Tether’s USDT may be large in scale, but its reserve transparency remains controversial. In an AI-driven world where hundreds of thousands of automated transactions occur daily, no reputable company would risk its core business on assets with uncertain regulatory standing. In contrast, Circle, as a NYSE-listed company, publishes reserve reports that withstand scrutiny.
This creates an interesting scenario:
- Stripe camp: Stripe’s stablecoin financial accounts support USDC; OpenAI settles payments through Stripe with USDC; Tempo chain transaction fees are denominated in dollar stablecoins.
- Google camp: In the AP2 ecosystem, Coinbase also connects via USDC.
Both camps compete for "who controls the AI spending interface," while Circle collects "the settlement volume from all traffic." Data shows that in 2024, global stablecoin transfers reached $15.6 trillion, matching Visa’s volume. As AI transaction volumes surge, consulting firms predict that by 2030, AI-driven transactions will hit $1.7 trillion, with most of those funds likely flowing through USDC’s compliant pipeline.
For Crypto Payments: From "Speculation Tool" to "Infrastructure"
What does this shadow war mean for the crypto industry itself? The core shift is this: Stablecoins are transitioning from "chips for crypto trading" to "AI payment infrastructure."
Standard Chartered recently warned that by 2028, US banks could see up to $500 billion in deposits diverted to stablecoins. When on-chain stablecoins can transfer yields frictionlessly and bank deposit rates approach zero, capital migration is inevitable. AI agents will always choose the most efficient, lowest-cost payment rails—precisely the structural advantage of crypto payments.
Additionally, crypto-native payment standards are emerging. Ethereum’s ERC-8004 and Coinbase’s x402 aim to enable "permissionless" transactions for AI agents—two AI agents can use NFT identity credentials and smart contracts to directly handle verification, custody, and settlement, all without human intervention. This A2A (Agent-to-Agent) model will deliver huge efficiency gains for micropayments and programmatic transactions.
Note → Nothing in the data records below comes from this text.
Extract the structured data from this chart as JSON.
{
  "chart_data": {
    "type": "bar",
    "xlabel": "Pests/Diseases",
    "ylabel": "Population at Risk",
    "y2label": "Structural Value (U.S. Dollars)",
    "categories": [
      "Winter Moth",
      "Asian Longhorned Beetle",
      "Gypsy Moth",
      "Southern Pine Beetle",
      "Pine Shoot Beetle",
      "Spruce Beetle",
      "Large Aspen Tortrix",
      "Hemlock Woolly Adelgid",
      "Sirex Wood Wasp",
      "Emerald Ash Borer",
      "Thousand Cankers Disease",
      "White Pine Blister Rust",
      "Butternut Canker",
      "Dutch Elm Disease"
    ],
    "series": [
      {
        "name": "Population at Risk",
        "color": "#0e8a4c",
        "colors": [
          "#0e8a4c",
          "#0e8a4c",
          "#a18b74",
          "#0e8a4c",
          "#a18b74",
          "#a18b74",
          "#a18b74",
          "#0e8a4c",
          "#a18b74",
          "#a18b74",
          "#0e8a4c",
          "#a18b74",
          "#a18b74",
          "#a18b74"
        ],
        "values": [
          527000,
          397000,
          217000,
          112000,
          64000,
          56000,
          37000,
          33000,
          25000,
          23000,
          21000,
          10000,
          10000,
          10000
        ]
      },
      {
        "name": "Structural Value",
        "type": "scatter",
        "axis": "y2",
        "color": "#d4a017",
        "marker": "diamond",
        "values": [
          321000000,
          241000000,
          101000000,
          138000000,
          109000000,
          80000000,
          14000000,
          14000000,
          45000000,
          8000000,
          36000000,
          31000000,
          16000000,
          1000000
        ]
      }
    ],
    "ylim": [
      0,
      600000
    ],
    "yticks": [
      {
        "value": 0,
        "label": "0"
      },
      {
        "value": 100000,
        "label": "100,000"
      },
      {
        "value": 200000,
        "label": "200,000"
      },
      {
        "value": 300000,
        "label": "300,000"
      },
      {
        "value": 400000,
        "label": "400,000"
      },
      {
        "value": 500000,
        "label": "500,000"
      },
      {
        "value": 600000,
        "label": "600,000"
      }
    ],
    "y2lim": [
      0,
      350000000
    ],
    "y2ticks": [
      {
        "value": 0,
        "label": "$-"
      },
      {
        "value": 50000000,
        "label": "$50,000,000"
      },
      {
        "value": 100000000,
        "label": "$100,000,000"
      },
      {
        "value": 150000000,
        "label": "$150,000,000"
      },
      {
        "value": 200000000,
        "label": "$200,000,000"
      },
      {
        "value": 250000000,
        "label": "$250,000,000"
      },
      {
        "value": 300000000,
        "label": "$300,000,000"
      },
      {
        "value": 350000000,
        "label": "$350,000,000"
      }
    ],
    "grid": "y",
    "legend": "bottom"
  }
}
Gate’s Perspective on the Future
As a key player in the crypto industry, Gate sees not just challenges but opportunities in this trend. As AI payments bring large-scale real-world transactions on-chain, compliant, transparent, and efficient trading platforms will become the critical gateways for capital flows.
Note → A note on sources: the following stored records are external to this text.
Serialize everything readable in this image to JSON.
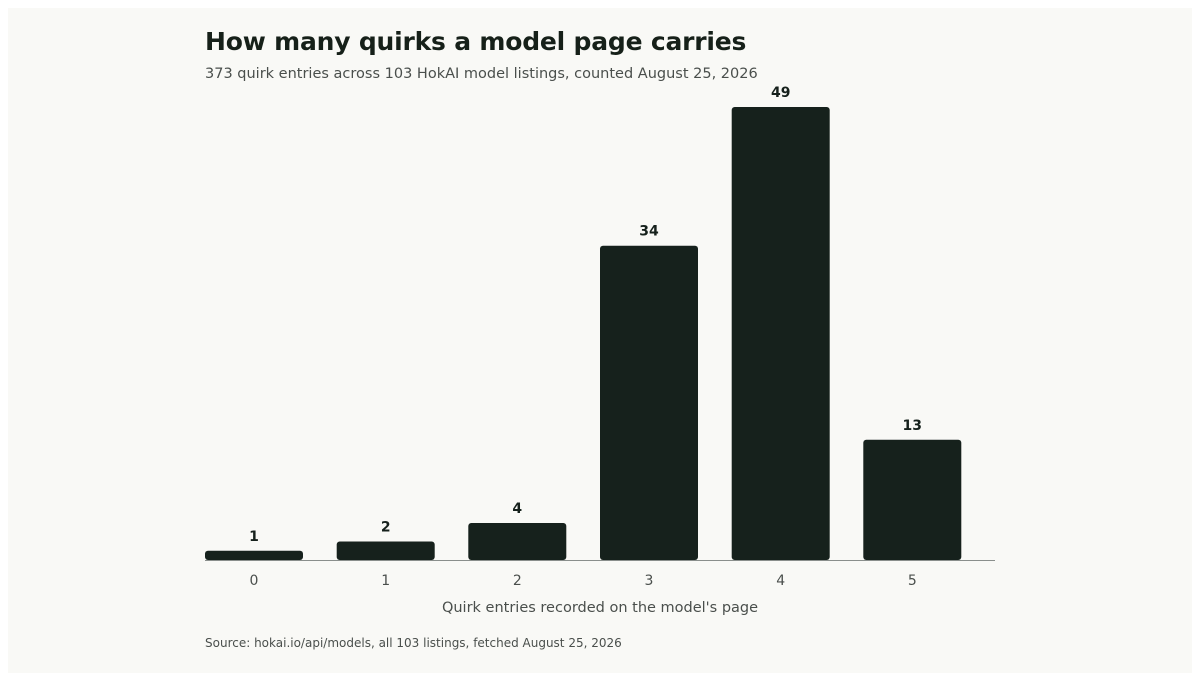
{
  "chart_data": {
    "type": "bar",
    "title": "How many quirks a model page carries",
    "subtitle": "373 quirk entries across 103 HokAI model listings, counted August 25, 2026",
    "xlabel": "Quirk entries recorded on the model's page",
    "ylabel": "",
    "categories": [
      "0",
      "1",
      "2",
      "3",
      "4",
      "5"
    ],
    "values": [
      1,
      2,
      4,
      34,
      49,
      13
    ],
    "ylim": [
      0,
      49
    ],
    "grid": false,
    "data_labels": true,
    "bar_color": "#16211c",
    "source": "Source: hokai.io/api/models, all 103 listings, fetched August 25, 2026"
  }
}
Take GateToken (GT) as an example. It serves not only as a passport to the platform ecosystem, but its value is increasingly tied to real on-chain payment demand. As of February 24, 2026, GT’s trading performance on Gate remains robust, consistently reflecting the market’s recognition of utility-driven crypto assets. As the AI agent economy matures, assets like GT—combining utility and liquidity—are poised to play a greater role in payments, gas fee settlement, and ecosystem governance.
Conclusion
The shadow war between Google and Stripe is, at its core, a clash between "traditional finance extension" and "crypto-native reconstruction." One side wants to defend its moat through alliances; the other seeks to build a new world through technology.
But regardless of who ultimately prevails, one thing is certain: AI will drive economic activity, and money will reside securely in code. For crypto payments, this is not just a battle—it’s the dawn of a new era. Gate will continue to serve as a builder of this era’s infrastructure, witnessing and advancing the free flow of capital.